Dec 11, 1997: “We will work together.” Indonesias National Disaster Management Co-ordinating Board chairman Azwar Anas after signing an MOU with Malaysian counterpart Datuk Mohamed Rahmat allowing the two countries to work together to tackle the haze problem and manage any other form of disasters.
Dec 11, 1997: “We have imposed a total ban on all slash-and-burn activities under amendments to environmental regulations to prevent forest fires and haze. Even owners of small farms and estates cannot clear land by burning.” Indonesian Co-ordinating Minister for People’s Welfare, Azwar Anas.
Dec 2, 1997: “The National Haze Technical Committee should look into ways to curb internal sources of air pollution instead of focusing on external factors.” Science, Technology and Environment Minister Datuk Law Hieng Ding.
Nov 12, 1997: “The artificial rain and cyclone created by the technology is capable of clearing a high volume of haze over a sizeable area.” Datuk Law Hieng Ding, announcing the use of Russian satellite technology which can create artificial cyclones and rain to help clear the haze in future.

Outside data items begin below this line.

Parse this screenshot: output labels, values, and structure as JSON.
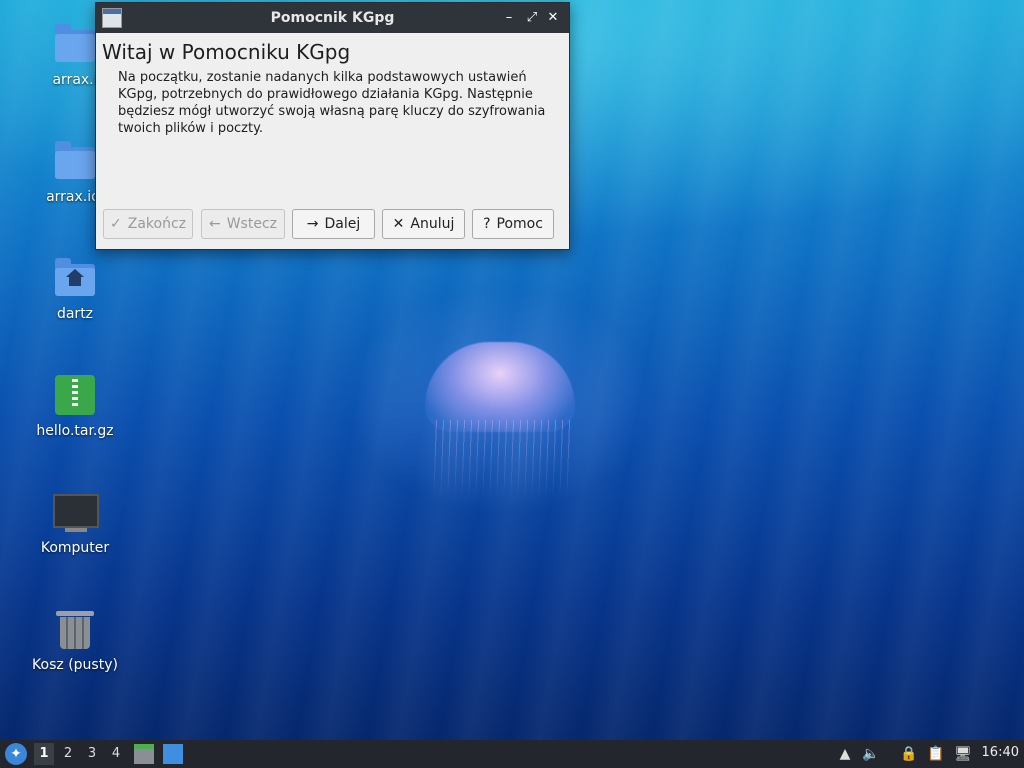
{
  "desktop": {
    "icons": [
      {
        "label": "arrax.i",
        "icon": "folder-icon"
      },
      {
        "label": "arrax.io.",
        "icon": "folder-icon"
      },
      {
        "label": "dartz",
        "icon": "home-folder-icon"
      },
      {
        "label": "hello.tar.gz",
        "icon": "archive-icon"
      },
      {
        "label": "Komputer",
        "icon": "computer-icon"
      },
      {
        "label": "Kosz (pusty)",
        "icon": "trash-icon"
      }
    ]
  },
  "dialog": {
    "title": "Pomocnik KGpg",
    "heading": "Witaj w Pomocniku KGpg",
    "body": "Na początku, zostanie nadanych kilka podstawowych ustawień KGpg, potrzebnych do prawidłowego działania KGpg. Następnie będziesz mógł utworzyć swoją własną parę kluczy do szyfrowania twoich plików i poczty.",
    "window_controls": {
      "minimize": "–",
      "maximize": "⤢",
      "close": "✕"
    },
    "buttons": {
      "finish": {
        "label": "Zakończ",
        "icon": "✓"
      },
      "back": {
        "label": "Wstecz",
        "icon": "←"
      },
      "next": {
        "label": "Dalej",
        "icon": "→"
      },
      "cancel": {
        "label": "Anuluj",
        "icon": "✕"
      },
      "help": {
        "label": "Pomoc",
        "icon": "?"
      }
    }
  },
  "taskbar": {
    "workspaces": [
      "1",
      "2",
      "3",
      "4"
    ],
    "active_workspace": "1",
    "clock": "16:40"
  },
  "colors": {
    "accent": "#3a86d8",
    "lock": "#f2c12e"
  }
}
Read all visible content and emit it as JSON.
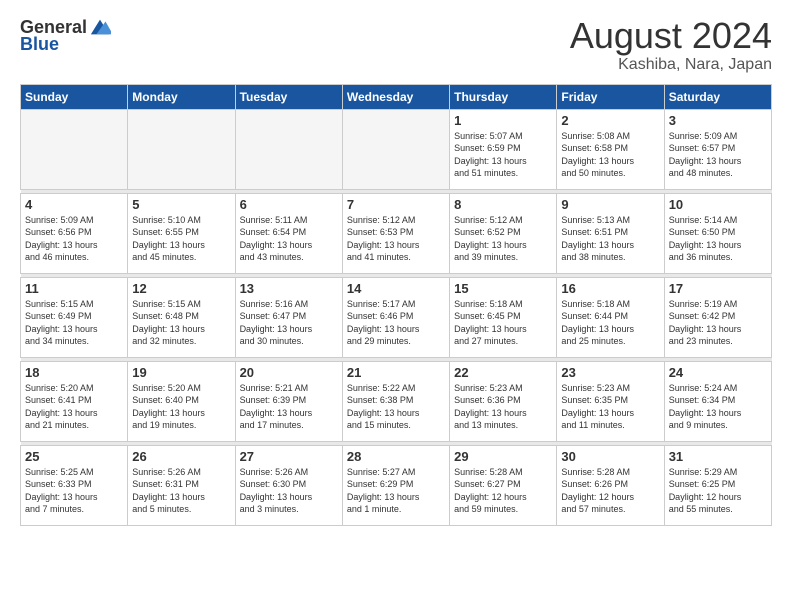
{
  "logo": {
    "general": "General",
    "blue": "Blue"
  },
  "header": {
    "title": "August 2024",
    "subtitle": "Kashiba, Nara, Japan"
  },
  "weekdays": [
    "Sunday",
    "Monday",
    "Tuesday",
    "Wednesday",
    "Thursday",
    "Friday",
    "Saturday"
  ],
  "weeks": [
    [
      {
        "day": "",
        "info": ""
      },
      {
        "day": "",
        "info": ""
      },
      {
        "day": "",
        "info": ""
      },
      {
        "day": "",
        "info": ""
      },
      {
        "day": "1",
        "info": "Sunrise: 5:07 AM\nSunset: 6:59 PM\nDaylight: 13 hours\nand 51 minutes."
      },
      {
        "day": "2",
        "info": "Sunrise: 5:08 AM\nSunset: 6:58 PM\nDaylight: 13 hours\nand 50 minutes."
      },
      {
        "day": "3",
        "info": "Sunrise: 5:09 AM\nSunset: 6:57 PM\nDaylight: 13 hours\nand 48 minutes."
      }
    ],
    [
      {
        "day": "4",
        "info": "Sunrise: 5:09 AM\nSunset: 6:56 PM\nDaylight: 13 hours\nand 46 minutes."
      },
      {
        "day": "5",
        "info": "Sunrise: 5:10 AM\nSunset: 6:55 PM\nDaylight: 13 hours\nand 45 minutes."
      },
      {
        "day": "6",
        "info": "Sunrise: 5:11 AM\nSunset: 6:54 PM\nDaylight: 13 hours\nand 43 minutes."
      },
      {
        "day": "7",
        "info": "Sunrise: 5:12 AM\nSunset: 6:53 PM\nDaylight: 13 hours\nand 41 minutes."
      },
      {
        "day": "8",
        "info": "Sunrise: 5:12 AM\nSunset: 6:52 PM\nDaylight: 13 hours\nand 39 minutes."
      },
      {
        "day": "9",
        "info": "Sunrise: 5:13 AM\nSunset: 6:51 PM\nDaylight: 13 hours\nand 38 minutes."
      },
      {
        "day": "10",
        "info": "Sunrise: 5:14 AM\nSunset: 6:50 PM\nDaylight: 13 hours\nand 36 minutes."
      }
    ],
    [
      {
        "day": "11",
        "info": "Sunrise: 5:15 AM\nSunset: 6:49 PM\nDaylight: 13 hours\nand 34 minutes."
      },
      {
        "day": "12",
        "info": "Sunrise: 5:15 AM\nSunset: 6:48 PM\nDaylight: 13 hours\nand 32 minutes."
      },
      {
        "day": "13",
        "info": "Sunrise: 5:16 AM\nSunset: 6:47 PM\nDaylight: 13 hours\nand 30 minutes."
      },
      {
        "day": "14",
        "info": "Sunrise: 5:17 AM\nSunset: 6:46 PM\nDaylight: 13 hours\nand 29 minutes."
      },
      {
        "day": "15",
        "info": "Sunrise: 5:18 AM\nSunset: 6:45 PM\nDaylight: 13 hours\nand 27 minutes."
      },
      {
        "day": "16",
        "info": "Sunrise: 5:18 AM\nSunset: 6:44 PM\nDaylight: 13 hours\nand 25 minutes."
      },
      {
        "day": "17",
        "info": "Sunrise: 5:19 AM\nSunset: 6:42 PM\nDaylight: 13 hours\nand 23 minutes."
      }
    ],
    [
      {
        "day": "18",
        "info": "Sunrise: 5:20 AM\nSunset: 6:41 PM\nDaylight: 13 hours\nand 21 minutes."
      },
      {
        "day": "19",
        "info": "Sunrise: 5:20 AM\nSunset: 6:40 PM\nDaylight: 13 hours\nand 19 minutes."
      },
      {
        "day": "20",
        "info": "Sunrise: 5:21 AM\nSunset: 6:39 PM\nDaylight: 13 hours\nand 17 minutes."
      },
      {
        "day": "21",
        "info": "Sunrise: 5:22 AM\nSunset: 6:38 PM\nDaylight: 13 hours\nand 15 minutes."
      },
      {
        "day": "22",
        "info": "Sunrise: 5:23 AM\nSunset: 6:36 PM\nDaylight: 13 hours\nand 13 minutes."
      },
      {
        "day": "23",
        "info": "Sunrise: 5:23 AM\nSunset: 6:35 PM\nDaylight: 13 hours\nand 11 minutes."
      },
      {
        "day": "24",
        "info": "Sunrise: 5:24 AM\nSunset: 6:34 PM\nDaylight: 13 hours\nand 9 minutes."
      }
    ],
    [
      {
        "day": "25",
        "info": "Sunrise: 5:25 AM\nSunset: 6:33 PM\nDaylight: 13 hours\nand 7 minutes."
      },
      {
        "day": "26",
        "info": "Sunrise: 5:26 AM\nSunset: 6:31 PM\nDaylight: 13 hours\nand 5 minutes."
      },
      {
        "day": "27",
        "info": "Sunrise: 5:26 AM\nSunset: 6:30 PM\nDaylight: 13 hours\nand 3 minutes."
      },
      {
        "day": "28",
        "info": "Sunrise: 5:27 AM\nSunset: 6:29 PM\nDaylight: 13 hours\nand 1 minute."
      },
      {
        "day": "29",
        "info": "Sunrise: 5:28 AM\nSunset: 6:27 PM\nDaylight: 12 hours\nand 59 minutes."
      },
      {
        "day": "30",
        "info": "Sunrise: 5:28 AM\nSunset: 6:26 PM\nDaylight: 12 hours\nand 57 minutes."
      },
      {
        "day": "31",
        "info": "Sunrise: 5:29 AM\nSunset: 6:25 PM\nDaylight: 12 hours\nand 55 minutes."
      }
    ]
  ]
}
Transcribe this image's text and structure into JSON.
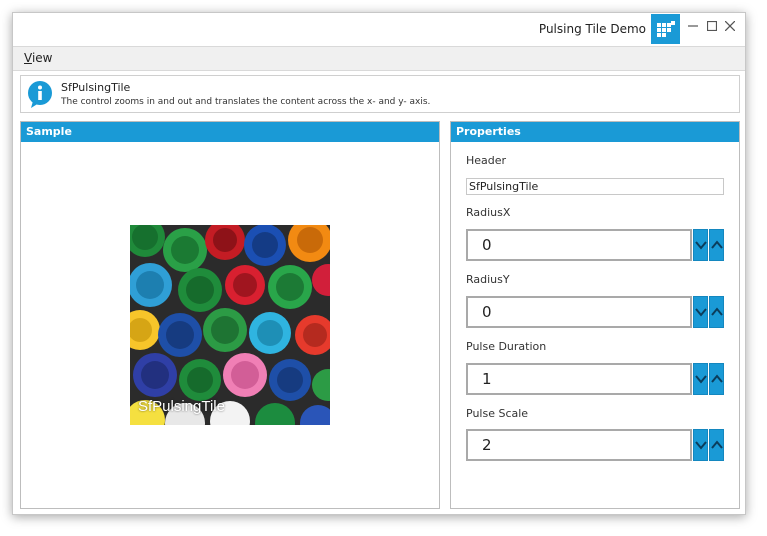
{
  "window": {
    "title": "Pulsing Tile Demo"
  },
  "menu": {
    "view_label": "View",
    "view_access_key": "V",
    "view_rest": "iew"
  },
  "info": {
    "title": "SfPulsingTile",
    "description": "The control zooms in and out and translates the content across the x- and y- axis."
  },
  "sample": {
    "header": "Sample",
    "tile_label": "SfPulsingTile"
  },
  "properties": {
    "header": "Properties",
    "header_label": "Header",
    "header_value": "SfPulsingTile",
    "radiusx_label": "RadiusX",
    "radiusx_value": "0",
    "radiusy_label": "RadiusY",
    "radiusy_value": "0",
    "duration_label": "Pulse Duration",
    "duration_value": "1",
    "scale_label": "Pulse Scale",
    "scale_value": "2"
  },
  "colors": {
    "accent": "#1a9ad6",
    "border": "#bdbdbd",
    "menu_bg": "#f0f0f0"
  },
  "icons": [
    "app-tile-icon",
    "minimize-icon",
    "maximize-icon",
    "close-icon",
    "info-icon",
    "chevron-down-icon",
    "chevron-up-icon"
  ]
}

Oct 1, 1997: “Warnings of stern action are falling on deaf ears as villagers and workers continue to burn forests, especially at night to evade detection by local authorities. Although the locals and their families are aware of the health hazards of the haze, such concerns are usually set aside for short-term economic gains. They play a hide-and-seek game with the authorities. They emerge at dusk to light up a pile of wood before disappearing. When forestry officials do appear, they offer to help to put out the fires. But once the authorities are gone, they are back to their tricks.” NST journalist Marhalim Abas in a report filed from Jambi, Central Sumatra:
Sept 20, 2000: “It is necessary to amend the by-laws to make the installation of rooftop water sprinklers on high-rises compulsory and this should be backdated to include existing buildings. A draft was completed a month ago and has been sent to the Attorney-General’s Chambers.” A Kuala Lumpur City Hall spokes- man.
July 22, 2000: “We will take to court companies which set fires to clear forest lands. This is to give a lesson to delinquent companies so that they will be scared to burn forest land in future.” Indonesia’s Environment Minister Sonny Keraf.